Tuesday, May 23, 2006

Seating arrangements in VR

The seating arrangements in the newly-elected Parliamentary deputies have been agreed, and the first sitting of the new Verkhovna Rada is to take place on Thursday.

Yesterday BYuT, NSNU, and the Socialists had decided on one possible seating arrangement, but this morning the Socialists wanted to change it, for reasons that provide some insight into the workings of the VR.

The Socialists were to be seated in a narrow wedge of seats in twos and threes, behind one another, but this would have made it more difficult for one of their deputies [a so-called 'piano-player] to vote, by pressing a panel button in front of each seat, on behalf of other, absent deputies, in the short period of time allotted for voting. This kind of officially impermissible behaviour has frequenly taken place in the past.

The Socialists will now sit in a group either side of the central aisle, giving them strategic 'control' of this all-important passageway. The workings of the VR are often disrupted by deputies storming and blocking the central dais. The Socialist deputies alone should now be able to block the central aisle and make staging of such charges and blocking by disgruntled deputies more difficult.

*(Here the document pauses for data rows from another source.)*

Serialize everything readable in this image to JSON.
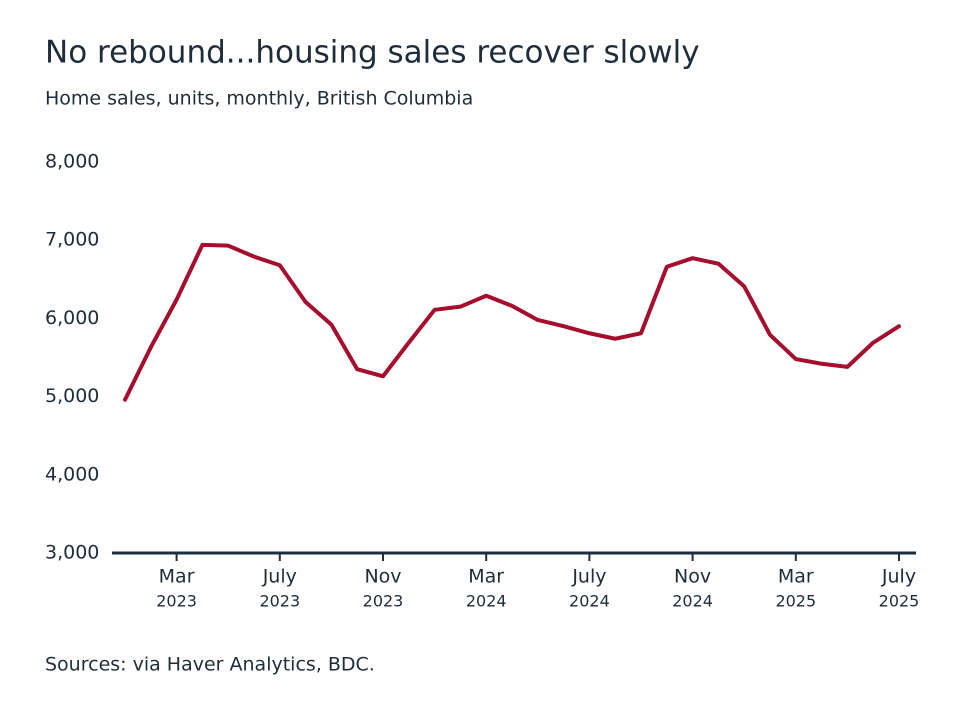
{
  "chart_data": {
    "type": "line",
    "title": "No rebound...housing sales recover slowly",
    "subtitle": "Home sales, units, monthly, British Columbia",
    "source": "Sources: via Haver Analytics, BDC.",
    "categories": [
      null,
      null,
      [
        "Mar",
        "2023"
      ],
      null,
      null,
      null,
      [
        "July",
        "2023"
      ],
      null,
      null,
      null,
      [
        "Nov",
        "2023"
      ],
      null,
      null,
      null,
      [
        "Mar",
        "2024"
      ],
      null,
      null,
      null,
      [
        "July",
        "2024"
      ],
      null,
      null,
      null,
      [
        "Nov",
        "2024"
      ],
      null,
      null,
      null,
      [
        "Mar",
        "2025"
      ],
      null,
      null,
      null,
      [
        "July",
        "2025"
      ]
    ],
    "series": [
      {
        "name": "Home sales",
        "color": "#a50e2d",
        "values": [
          4960,
          5630,
          6240,
          6940,
          6930,
          6790,
          6680,
          6210,
          5920,
          5350,
          5260,
          5690,
          6110,
          6150,
          6290,
          6160,
          5980,
          5900,
          5810,
          5740,
          5810,
          6660,
          6770,
          6700,
          6410,
          5790,
          5480,
          5420,
          5380,
          5690,
          5900
        ]
      }
    ],
    "ylim": [
      3000,
      8000
    ],
    "yticks": [
      {
        "value": 3000,
        "label": "3,000"
      },
      {
        "value": 4000,
        "label": "4,000"
      },
      {
        "value": 5000,
        "label": "5,000"
      },
      {
        "value": 6000,
        "label": "6,000"
      },
      {
        "value": 7000,
        "label": "7,000"
      },
      {
        "value": 8000,
        "label": "8,000"
      }
    ],
    "grid": false
  }
}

PR will dominate the left hand side of the VR, giving them easy access, via the nearest exit to an empty lobby, where they can quickly plot 'off-the-cuff' strategy without journalists, who normally linger in the opposite lobby, being present.

But the best seats, to the right of the speaker, are retained by NSNU - this is an area most favoured by TV and mass media cameras. The government ministers' lobby is nearby, and so this location is a parliamentary action 'hot-spot'.